BIENNIAL REPORT OF ATTORNEY GENERAL MICHIGAN, 1930-32, pp. 348-49

October 23, 1931 Mr. L.O. Telfer 201-205 U.S. Bank Bldg. Port Huron, Michigan

Dear Sir:

We have your letter of September 10th in which you ask for an opinion of this department regarding the right of a circuit judge to change a sentence after the same has been imposed. You also inquire what right a justice of the peace has to change a sentence after the same has been imposed.

16 Corpus Juris, page 1314, in discussing the right of a court to modify, change or revise its sentence, states the rule as follows:

At any time during the term the court has power to reconsider the judgment, and to revise and correct it by mitigating and even by increasing its severity, where the original sentence has not been executed or put into operation.
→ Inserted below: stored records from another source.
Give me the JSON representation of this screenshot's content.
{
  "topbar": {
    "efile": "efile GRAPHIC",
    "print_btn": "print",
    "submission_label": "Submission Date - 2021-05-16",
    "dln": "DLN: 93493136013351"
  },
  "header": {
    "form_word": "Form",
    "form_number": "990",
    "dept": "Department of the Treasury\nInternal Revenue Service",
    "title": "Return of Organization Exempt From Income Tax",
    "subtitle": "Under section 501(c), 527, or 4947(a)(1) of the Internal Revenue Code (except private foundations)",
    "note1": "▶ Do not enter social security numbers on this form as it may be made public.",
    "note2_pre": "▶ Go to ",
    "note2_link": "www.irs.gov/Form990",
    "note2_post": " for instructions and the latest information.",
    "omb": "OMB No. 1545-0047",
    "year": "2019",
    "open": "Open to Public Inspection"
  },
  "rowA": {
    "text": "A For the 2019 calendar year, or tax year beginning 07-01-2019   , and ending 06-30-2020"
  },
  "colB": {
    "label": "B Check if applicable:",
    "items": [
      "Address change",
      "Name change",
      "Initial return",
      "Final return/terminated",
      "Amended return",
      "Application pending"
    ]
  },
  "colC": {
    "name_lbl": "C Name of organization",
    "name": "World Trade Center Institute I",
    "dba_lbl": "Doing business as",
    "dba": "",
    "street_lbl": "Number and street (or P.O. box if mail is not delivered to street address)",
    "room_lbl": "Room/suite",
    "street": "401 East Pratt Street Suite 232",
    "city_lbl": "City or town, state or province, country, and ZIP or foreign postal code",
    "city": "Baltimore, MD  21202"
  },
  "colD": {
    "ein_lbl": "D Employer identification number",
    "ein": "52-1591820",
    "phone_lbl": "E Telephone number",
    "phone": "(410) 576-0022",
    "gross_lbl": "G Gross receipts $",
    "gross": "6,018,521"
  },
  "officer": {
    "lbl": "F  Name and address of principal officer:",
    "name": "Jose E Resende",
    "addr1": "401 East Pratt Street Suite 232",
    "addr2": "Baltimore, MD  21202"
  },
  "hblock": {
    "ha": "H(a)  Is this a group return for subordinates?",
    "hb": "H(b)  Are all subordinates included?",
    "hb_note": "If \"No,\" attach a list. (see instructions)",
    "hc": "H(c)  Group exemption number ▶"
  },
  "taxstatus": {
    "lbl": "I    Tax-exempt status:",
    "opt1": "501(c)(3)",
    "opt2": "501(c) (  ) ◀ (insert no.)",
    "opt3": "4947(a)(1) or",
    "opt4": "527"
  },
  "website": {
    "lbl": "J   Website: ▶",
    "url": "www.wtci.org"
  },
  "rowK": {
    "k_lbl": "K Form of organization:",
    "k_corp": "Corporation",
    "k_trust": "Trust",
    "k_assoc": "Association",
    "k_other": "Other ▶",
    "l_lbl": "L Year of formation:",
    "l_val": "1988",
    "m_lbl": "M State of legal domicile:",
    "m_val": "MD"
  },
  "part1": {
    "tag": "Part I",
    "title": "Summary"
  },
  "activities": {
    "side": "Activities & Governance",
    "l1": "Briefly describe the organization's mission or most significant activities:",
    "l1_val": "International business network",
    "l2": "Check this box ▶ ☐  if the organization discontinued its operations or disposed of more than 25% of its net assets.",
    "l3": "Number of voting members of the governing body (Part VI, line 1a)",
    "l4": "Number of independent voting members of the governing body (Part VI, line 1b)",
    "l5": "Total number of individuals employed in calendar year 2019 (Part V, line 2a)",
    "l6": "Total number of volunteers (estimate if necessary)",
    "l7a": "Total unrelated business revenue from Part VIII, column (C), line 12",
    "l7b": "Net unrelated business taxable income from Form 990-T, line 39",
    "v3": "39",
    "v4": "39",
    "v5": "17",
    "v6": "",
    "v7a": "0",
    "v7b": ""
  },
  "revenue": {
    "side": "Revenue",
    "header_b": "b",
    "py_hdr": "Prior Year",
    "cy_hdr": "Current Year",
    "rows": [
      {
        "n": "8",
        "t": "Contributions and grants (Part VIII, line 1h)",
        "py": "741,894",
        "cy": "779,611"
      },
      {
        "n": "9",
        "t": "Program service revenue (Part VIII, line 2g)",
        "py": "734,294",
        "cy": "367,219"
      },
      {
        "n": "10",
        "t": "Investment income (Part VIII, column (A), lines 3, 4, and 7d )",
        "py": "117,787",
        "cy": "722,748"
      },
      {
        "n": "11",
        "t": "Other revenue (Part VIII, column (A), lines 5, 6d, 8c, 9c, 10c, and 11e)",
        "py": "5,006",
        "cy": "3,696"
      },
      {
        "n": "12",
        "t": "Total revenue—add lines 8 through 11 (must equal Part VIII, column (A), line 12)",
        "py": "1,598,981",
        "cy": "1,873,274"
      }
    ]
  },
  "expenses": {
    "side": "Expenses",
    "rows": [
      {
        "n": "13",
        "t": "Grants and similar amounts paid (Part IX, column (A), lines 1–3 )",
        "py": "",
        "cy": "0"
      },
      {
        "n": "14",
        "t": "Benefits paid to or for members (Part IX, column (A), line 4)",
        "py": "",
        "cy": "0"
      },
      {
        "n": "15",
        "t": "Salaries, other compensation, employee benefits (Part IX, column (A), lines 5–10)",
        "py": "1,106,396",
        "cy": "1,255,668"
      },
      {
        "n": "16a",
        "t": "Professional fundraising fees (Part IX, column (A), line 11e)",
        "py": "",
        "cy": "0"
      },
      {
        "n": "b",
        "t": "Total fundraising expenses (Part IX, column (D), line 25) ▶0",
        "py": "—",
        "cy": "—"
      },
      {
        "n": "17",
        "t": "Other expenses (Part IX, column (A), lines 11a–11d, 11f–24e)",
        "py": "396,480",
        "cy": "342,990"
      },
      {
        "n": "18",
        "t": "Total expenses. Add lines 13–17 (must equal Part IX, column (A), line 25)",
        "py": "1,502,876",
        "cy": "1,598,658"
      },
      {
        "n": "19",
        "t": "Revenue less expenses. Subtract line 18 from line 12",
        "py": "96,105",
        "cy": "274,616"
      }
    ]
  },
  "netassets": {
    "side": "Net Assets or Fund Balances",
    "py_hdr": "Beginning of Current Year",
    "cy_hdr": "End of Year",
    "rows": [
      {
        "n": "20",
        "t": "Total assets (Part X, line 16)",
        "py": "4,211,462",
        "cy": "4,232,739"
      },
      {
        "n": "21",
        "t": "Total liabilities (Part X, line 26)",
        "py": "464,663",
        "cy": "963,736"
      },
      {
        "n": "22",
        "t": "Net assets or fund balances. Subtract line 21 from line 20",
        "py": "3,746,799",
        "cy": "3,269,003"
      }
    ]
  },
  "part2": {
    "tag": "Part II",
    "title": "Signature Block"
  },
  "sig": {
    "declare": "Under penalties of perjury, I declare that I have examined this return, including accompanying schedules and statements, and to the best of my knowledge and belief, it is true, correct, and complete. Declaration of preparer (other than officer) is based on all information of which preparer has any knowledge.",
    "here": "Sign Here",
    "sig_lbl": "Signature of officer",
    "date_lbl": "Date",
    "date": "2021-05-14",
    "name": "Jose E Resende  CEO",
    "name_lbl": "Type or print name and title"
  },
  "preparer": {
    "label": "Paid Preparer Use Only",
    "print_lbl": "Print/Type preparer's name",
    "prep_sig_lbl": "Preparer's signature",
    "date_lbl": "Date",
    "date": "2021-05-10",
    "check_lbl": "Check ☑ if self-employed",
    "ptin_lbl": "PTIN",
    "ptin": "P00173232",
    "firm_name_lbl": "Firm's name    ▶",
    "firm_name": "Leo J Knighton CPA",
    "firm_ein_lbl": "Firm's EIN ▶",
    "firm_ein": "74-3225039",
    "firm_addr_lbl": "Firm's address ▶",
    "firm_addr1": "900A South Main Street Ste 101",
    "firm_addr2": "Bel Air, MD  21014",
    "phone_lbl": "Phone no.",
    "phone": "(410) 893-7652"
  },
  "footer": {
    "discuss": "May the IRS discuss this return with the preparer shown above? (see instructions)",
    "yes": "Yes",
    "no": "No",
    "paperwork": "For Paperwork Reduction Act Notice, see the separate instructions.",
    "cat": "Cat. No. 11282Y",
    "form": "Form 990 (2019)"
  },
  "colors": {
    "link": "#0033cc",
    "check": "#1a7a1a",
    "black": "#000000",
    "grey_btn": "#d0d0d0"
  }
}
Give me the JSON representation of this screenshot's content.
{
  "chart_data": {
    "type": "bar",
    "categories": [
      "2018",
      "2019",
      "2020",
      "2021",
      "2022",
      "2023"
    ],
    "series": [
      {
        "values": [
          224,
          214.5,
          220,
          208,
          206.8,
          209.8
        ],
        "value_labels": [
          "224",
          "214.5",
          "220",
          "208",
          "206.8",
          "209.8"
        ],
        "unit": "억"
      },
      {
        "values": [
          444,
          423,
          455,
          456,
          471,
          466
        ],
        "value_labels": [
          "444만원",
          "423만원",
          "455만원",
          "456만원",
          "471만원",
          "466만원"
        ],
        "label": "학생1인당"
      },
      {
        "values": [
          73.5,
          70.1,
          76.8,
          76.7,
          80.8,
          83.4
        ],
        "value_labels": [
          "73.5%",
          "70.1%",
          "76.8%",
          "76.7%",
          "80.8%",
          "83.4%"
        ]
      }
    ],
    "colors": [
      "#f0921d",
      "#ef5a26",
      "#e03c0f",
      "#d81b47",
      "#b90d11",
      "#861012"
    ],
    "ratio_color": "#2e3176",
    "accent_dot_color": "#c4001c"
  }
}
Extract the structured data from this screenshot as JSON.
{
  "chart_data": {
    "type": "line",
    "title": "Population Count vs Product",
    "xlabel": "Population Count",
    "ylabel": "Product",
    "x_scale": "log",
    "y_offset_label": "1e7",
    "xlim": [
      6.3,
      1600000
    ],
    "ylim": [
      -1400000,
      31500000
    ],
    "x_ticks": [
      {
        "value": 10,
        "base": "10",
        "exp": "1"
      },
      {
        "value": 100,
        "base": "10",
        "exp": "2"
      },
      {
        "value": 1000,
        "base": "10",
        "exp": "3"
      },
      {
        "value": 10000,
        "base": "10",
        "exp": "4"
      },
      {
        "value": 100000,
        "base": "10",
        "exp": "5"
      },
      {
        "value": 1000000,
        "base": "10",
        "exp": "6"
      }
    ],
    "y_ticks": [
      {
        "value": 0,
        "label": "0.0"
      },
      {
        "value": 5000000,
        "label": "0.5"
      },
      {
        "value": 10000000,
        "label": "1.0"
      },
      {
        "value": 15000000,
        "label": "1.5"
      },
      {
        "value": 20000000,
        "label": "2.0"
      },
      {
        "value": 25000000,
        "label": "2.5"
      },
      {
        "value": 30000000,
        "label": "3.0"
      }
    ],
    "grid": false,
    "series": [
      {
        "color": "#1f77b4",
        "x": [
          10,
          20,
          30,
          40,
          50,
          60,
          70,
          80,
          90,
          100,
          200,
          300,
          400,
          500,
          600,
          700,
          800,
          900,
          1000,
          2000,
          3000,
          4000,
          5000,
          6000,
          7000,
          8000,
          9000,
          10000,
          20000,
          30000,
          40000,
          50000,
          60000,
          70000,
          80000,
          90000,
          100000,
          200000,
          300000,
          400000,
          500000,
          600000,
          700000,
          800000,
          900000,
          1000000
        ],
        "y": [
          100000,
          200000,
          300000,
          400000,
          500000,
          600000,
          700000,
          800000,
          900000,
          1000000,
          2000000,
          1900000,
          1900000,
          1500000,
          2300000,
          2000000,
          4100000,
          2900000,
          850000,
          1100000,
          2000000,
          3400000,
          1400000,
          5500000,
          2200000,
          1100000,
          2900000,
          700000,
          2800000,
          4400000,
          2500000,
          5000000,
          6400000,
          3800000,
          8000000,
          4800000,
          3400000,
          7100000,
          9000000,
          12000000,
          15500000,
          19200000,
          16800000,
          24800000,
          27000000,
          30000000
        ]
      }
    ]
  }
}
The authority cites the case of People v. Dane, 81 Mich. 36, wherein the court held (quoting from the syllabus):

The imposition of a void sentence by a circuit judge does not deprive him of authority to impose a valid one, nothing having been done by way of executing the first sentence.

In the Dane case the court cited the earlier case of People v. Meservey, 76 Mich. 323, wherein our court held (quoting from the syllabus):

The authority of a circuit judge over a prisoner ceases upon sentencing him to State prison, and remanding him to jail to await the execution of the sentence.

A circuit judge has no power to vacate a sentence imposed upon a prisoner, of imprisonment in State prison, after remanding him to jail to await its execution, and impose a heavier one because of the prisoner's attempted escape from jail, and such a sentence will be set aside and the original one held to be in full force.

These decisions were approved by our Supreme Court in In re Richards, 150 Mich. 421, where the court again held that:

A trial court cannot set aside a valid sentence and impose a new and different one after the prisoner has been remanded to jail to await the execution of his sentence.

While the imposition of a sentence and the act of remanding the prisoner to the county jail thereby prevents the circuit judge from changing the sentence imposed, yet under our statute a motion for new trial could be filed within the proper time and the sentence of the court set aside upon the granting of said motion. The court would then be in a position after the retrial to impose a new and different sentence.

Jurisdiction and procedure of justice courts in criminal cases are found in chapter 14 of the Code of Criminal Procedure, the same being section 17426-17470 of the Compiled Laws of 1929. Section 7 of said chapter provides that "after the accused shall plead guilty to such charge the court shall thereupon render judgment thereon."

Inasmuch as a justice court is a court of limited jurisdiction without common law powers, we do not believe that a justice of the peace would have any right to change a sentence after the same has been imposed. New trials are purely statutory. At the common law there was no new trial. Frazer v. Judge of Recorder's Court, 112 Mich. 469. Our court held in the case of Alt v. Lalone, 54 Mich. 308, that a justice of the peace could not grant a new trial.

Very truly yours, [s] PAUL W. VOORHIES, Attorney General.